2008 Joint Meeting of The Geological Society of America, Soil Science Society of America, American Society of Agronomy, Crop Science Society of America, Gulf Coast Association of Geological Societies with the Gulf Coast Section of SEPM

Paper No. 6
Presentation Time: 8:00 AM-4:45 PM

Preliminary Geologic and Geophysical Analyses of Phase 3 Core, San Andreas Fault Observatory at Depth Borehole (SAFOD), Parkfield, California

BRADBURY, Kelly K.1, JEPPSON, Tamara1, EVANS, James P.1, CHESTER, Judith2 and CHESTER, Frederick2, (1)Geology Department, Utah State University, 4505 Old Main Hill, Logan, UT 84322-4505, (2)Department of Geology and Geophysics, Texas A & M University, College Station, TX 77843, kellykbradbury@gmail.com

The SAFOD borehole provides an excellent opportunity to study the in situ conditions adjacent to a seismically active portion of the San Andreas fault zone via direct sampling of deformed and altered rocks. At least two active slip surfaces were identified in the geophysical logs at 10,480 and 10,830 ft MD during Phase 2 that correspond to creeping movement along the fault (www.earthscope.org/data/safod).

We merge wireline geophysical data with sub-m to m-scale observations of lithologic and facies analysis, structural core mapping, thin section and X-Ray diffraction analyses of Phase 2 cuttings, petrologic and microstructural analysis of Phase 2 sidewall cores within the intervals adjacent to the slip surfaces. We refine predictions of rock and fluid interactions from interpretations of the geophysical data with direct observations on the core.

Initial results suggest rock sequences sampled in Phase 3 represent the lower Great Valley forearc basin sequence and possibly portions of the Franciscan Formation. Greenish-gray to grayish-red sandstones, dark green to gray to black siltstones and mudstones, serpentinite mudstones and clasts, with foliated fault gouge comprised of cataclasite and sheared serpentinite are observed. Facies interpretations shed insight into the unique provenance for these rocks and may define lithologic controls on the deformation behavior of the fault zone at depth.
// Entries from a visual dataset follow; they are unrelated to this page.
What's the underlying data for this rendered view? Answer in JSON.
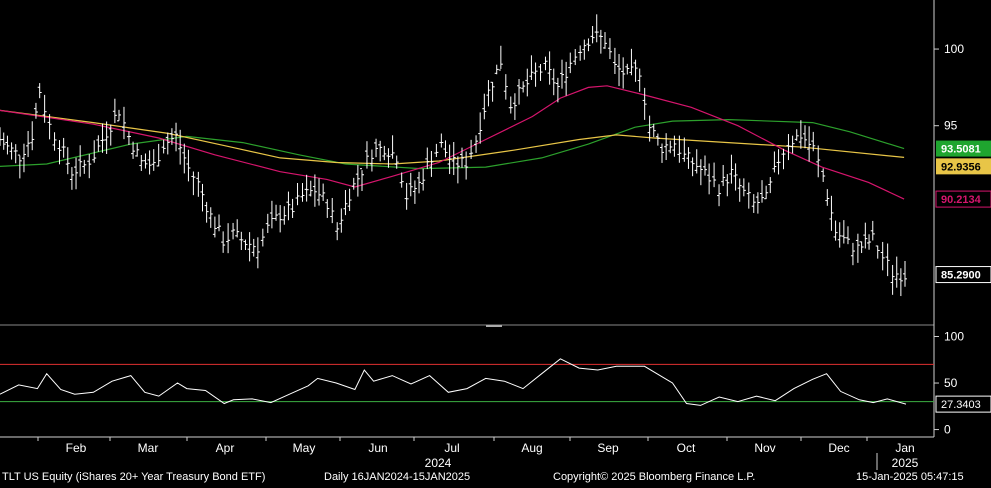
{
  "chart_data": [
    {
      "type": "line",
      "subtype": "ohlc-bars-with-moving-averages",
      "ylim": [
        82,
        103.2
      ],
      "y_ticks": [
        100,
        95
      ],
      "x_range": [
        "2024-01-16",
        "2025-01-15"
      ],
      "month_labels": [
        "Feb",
        "Mar",
        "Apr",
        "May",
        "Jun",
        "Jul",
        "Aug",
        "Sep",
        "Oct",
        "Nov",
        "Dec",
        "Jan"
      ],
      "year_labels": [
        "2024",
        "2025"
      ],
      "grid": false,
      "price_close": [
        [
          "2024-01-16",
          94.1
        ],
        [
          "2024-01-19",
          93.6
        ],
        [
          "2024-01-24",
          93.0
        ],
        [
          "2024-01-29",
          94.4
        ],
        [
          "2024-02-01",
          97.3
        ],
        [
          "2024-02-05",
          95.0
        ],
        [
          "2024-02-09",
          93.8
        ],
        [
          "2024-02-14",
          92.0
        ],
        [
          "2024-02-19",
          92.4
        ],
        [
          "2024-02-23",
          93.1
        ],
        [
          "2024-02-28",
          94.6
        ],
        [
          "2024-03-04",
          96.0
        ],
        [
          "2024-03-08",
          94.3
        ],
        [
          "2024-03-13",
          92.6
        ],
        [
          "2024-03-18",
          92.4
        ],
        [
          "2024-03-22",
          93.8
        ],
        [
          "2024-03-27",
          94.3
        ],
        [
          "2024-04-01",
          92.2
        ],
        [
          "2024-04-05",
          91.2
        ],
        [
          "2024-04-10",
          89.1
        ],
        [
          "2024-04-15",
          87.5
        ],
        [
          "2024-04-19",
          87.9
        ],
        [
          "2024-04-24",
          87.4
        ],
        [
          "2024-04-29",
          87.1
        ],
        [
          "2024-05-03",
          88.3
        ],
        [
          "2024-05-08",
          89.2
        ],
        [
          "2024-05-13",
          89.6
        ],
        [
          "2024-05-17",
          90.4
        ],
        [
          "2024-05-22",
          90.8
        ],
        [
          "2024-05-27",
          90.0
        ],
        [
          "2024-05-31",
          88.3
        ],
        [
          "2024-06-05",
          90.6
        ],
        [
          "2024-06-10",
          92.1
        ],
        [
          "2024-06-14",
          93.3
        ],
        [
          "2024-06-19",
          93.6
        ],
        [
          "2024-06-24",
          93.0
        ],
        [
          "2024-06-28",
          90.4
        ],
        [
          "2024-07-03",
          91.2
        ],
        [
          "2024-07-08",
          93.0
        ],
        [
          "2024-07-12",
          93.7
        ],
        [
          "2024-07-17",
          92.5
        ],
        [
          "2024-07-22",
          92.6
        ],
        [
          "2024-07-26",
          94.1
        ],
        [
          "2024-07-31",
          97.2
        ],
        [
          "2024-08-05",
          99.2
        ],
        [
          "2024-08-09",
          96.4
        ],
        [
          "2024-08-14",
          97.4
        ],
        [
          "2024-08-19",
          98.4
        ],
        [
          "2024-08-23",
          98.8
        ],
        [
          "2024-08-28",
          97.5
        ],
        [
          "2024-09-02",
          99.1
        ],
        [
          "2024-09-06",
          100.1
        ],
        [
          "2024-09-11",
          100.9
        ],
        [
          "2024-09-16",
          100.6
        ],
        [
          "2024-09-20",
          98.8
        ],
        [
          "2024-09-25",
          98.3
        ],
        [
          "2024-09-30",
          98.6
        ],
        [
          "2024-10-04",
          94.9
        ],
        [
          "2024-10-09",
          93.6
        ],
        [
          "2024-10-14",
          93.9
        ],
        [
          "2024-10-18",
          93.0
        ],
        [
          "2024-10-23",
          92.4
        ],
        [
          "2024-10-28",
          91.6
        ],
        [
          "2024-11-01",
          91.0
        ],
        [
          "2024-11-06",
          91.9
        ],
        [
          "2024-11-11",
          90.6
        ],
        [
          "2024-11-15",
          89.9
        ],
        [
          "2024-11-20",
          90.2
        ],
        [
          "2024-11-25",
          92.8
        ],
        [
          "2024-11-29",
          93.9
        ],
        [
          "2024-12-04",
          94.4
        ],
        [
          "2024-12-09",
          93.5
        ],
        [
          "2024-12-13",
          91.7
        ],
        [
          "2024-12-18",
          88.1
        ],
        [
          "2024-12-23",
          87.3
        ],
        [
          "2024-12-27",
          87.0
        ],
        [
          "2025-01-02",
          87.6
        ],
        [
          "2025-01-06",
          86.4
        ],
        [
          "2025-01-10",
          85.4
        ],
        [
          "2025-01-15",
          85.29
        ]
      ],
      "ma_series": [
        {
          "color": "#2ca02c",
          "last_value": 93.5081,
          "values": [
            [
              -0.08,
              92.1
            ],
            [
              0.05,
              92.5
            ],
            [
              0.14,
              93.8
            ],
            [
              0.2,
              94.3
            ],
            [
              0.26,
              93.9
            ],
            [
              0.32,
              93.1
            ],
            [
              0.37,
              92.5
            ],
            [
              0.45,
              92.2
            ],
            [
              0.52,
              92.3
            ],
            [
              0.58,
              92.9
            ],
            [
              0.63,
              93.8
            ],
            [
              0.68,
              94.9
            ],
            [
              0.72,
              95.3
            ],
            [
              0.78,
              95.4
            ],
            [
              0.87,
              95.2
            ],
            [
              0.91,
              94.6
            ],
            [
              0.968,
              93.5081
            ]
          ]
        },
        {
          "color": "#e8c547",
          "last_value": 92.9356,
          "values": [
            [
              -0.08,
              96.7
            ],
            [
              0.0,
              96.0
            ],
            [
              0.1,
              95.2
            ],
            [
              0.18,
              94.5
            ],
            [
              0.24,
              93.7
            ],
            [
              0.3,
              92.9
            ],
            [
              0.36,
              92.6
            ],
            [
              0.42,
              92.5
            ],
            [
              0.47,
              92.7
            ],
            [
              0.55,
              93.4
            ],
            [
              0.62,
              94.1
            ],
            [
              0.66,
              94.4
            ],
            [
              0.7,
              94.2
            ],
            [
              0.78,
              93.9
            ],
            [
              0.86,
              93.6
            ],
            [
              0.968,
              92.9356
            ]
          ]
        },
        {
          "color": "#d6156d",
          "last_value": 90.2134,
          "values": [
            [
              -0.08,
              96.3
            ],
            [
              0.0,
              96.0
            ],
            [
              0.1,
              95.1
            ],
            [
              0.17,
              94.2
            ],
            [
              0.23,
              93.1
            ],
            [
              0.3,
              92.0
            ],
            [
              0.35,
              91.5
            ],
            [
              0.38,
              91.0
            ],
            [
              0.42,
              91.7
            ],
            [
              0.47,
              92.6
            ],
            [
              0.52,
              94.1
            ],
            [
              0.57,
              95.6
            ],
            [
              0.6,
              96.8
            ],
            [
              0.63,
              97.5
            ],
            [
              0.65,
              97.6
            ],
            [
              0.69,
              97.0
            ],
            [
              0.74,
              96.2
            ],
            [
              0.79,
              95.0
            ],
            [
              0.84,
              93.4
            ],
            [
              0.88,
              92.3
            ],
            [
              0.93,
              91.3
            ],
            [
              0.968,
              90.2134
            ]
          ]
        }
      ],
      "labels": {
        "values": [
          "100",
          "95",
          "93.5081",
          "92.9356",
          "90.2134",
          "85.2900"
        ],
        "colors": {
          "green": "#1fa52f",
          "pink": "#d6156d",
          "gray": "#e8e8e8"
        }
      }
    },
    {
      "type": "line",
      "subtype": "oscillator",
      "ylim": [
        -8,
        107
      ],
      "y_ticks": [
        100,
        50,
        0
      ],
      "upper_band": 70,
      "lower_band": 30,
      "upper_band_color": "#e03030",
      "lower_band_color": "#3cb043",
      "last_value": 27.3403,
      "last_value_label": "27.3403",
      "values": [
        [
          0.0,
          38
        ],
        [
          0.02,
          48
        ],
        [
          0.04,
          44
        ],
        [
          0.05,
          60
        ],
        [
          0.065,
          43
        ],
        [
          0.08,
          38
        ],
        [
          0.1,
          40
        ],
        [
          0.12,
          52
        ],
        [
          0.14,
          58
        ],
        [
          0.155,
          40
        ],
        [
          0.17,
          36
        ],
        [
          0.19,
          50
        ],
        [
          0.2,
          44
        ],
        [
          0.22,
          42
        ],
        [
          0.24,
          28
        ],
        [
          0.25,
          32
        ],
        [
          0.27,
          33
        ],
        [
          0.29,
          29
        ],
        [
          0.31,
          38
        ],
        [
          0.33,
          47
        ],
        [
          0.34,
          55
        ],
        [
          0.36,
          50
        ],
        [
          0.38,
          43
        ],
        [
          0.39,
          64
        ],
        [
          0.4,
          52
        ],
        [
          0.42,
          58
        ],
        [
          0.44,
          49
        ],
        [
          0.46,
          58
        ],
        [
          0.48,
          40
        ],
        [
          0.5,
          44
        ],
        [
          0.52,
          55
        ],
        [
          0.54,
          52
        ],
        [
          0.56,
          44
        ],
        [
          0.58,
          60
        ],
        [
          0.6,
          76
        ],
        [
          0.62,
          66
        ],
        [
          0.64,
          64
        ],
        [
          0.66,
          68
        ],
        [
          0.69,
          68
        ],
        [
          0.72,
          50
        ],
        [
          0.735,
          28
        ],
        [
          0.75,
          26
        ],
        [
          0.77,
          35
        ],
        [
          0.79,
          30
        ],
        [
          0.81,
          36
        ],
        [
          0.83,
          31
        ],
        [
          0.85,
          44
        ],
        [
          0.87,
          54
        ],
        [
          0.885,
          60
        ],
        [
          0.9,
          41
        ],
        [
          0.92,
          32
        ],
        [
          0.935,
          29
        ],
        [
          0.95,
          33
        ],
        [
          0.97,
          27.3403
        ]
      ]
    }
  ],
  "footer": {
    "security": "TLT US Equity (iShares 20+ Year Treasury Bond ETF)",
    "range": "Daily 16JAN2024-15JAN2025",
    "copyright": "Copyright© 2025 Bloomberg Finance L.P.",
    "timestamp": "15-Jan-2025 05:47:15"
  }
}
Geophysical logging and petrologic data suggest complex compositional and structural relationships. Velocity data are variable with depth and show weak correlation to the amount of cataclasis, alteration, and microfractures obtained through the cuttings analyses. However, Vp and Vs are in some cases positively correlated with regions of increased cataclasis and alteration, suggesting that cementation or strain hardening may be occurring at depth.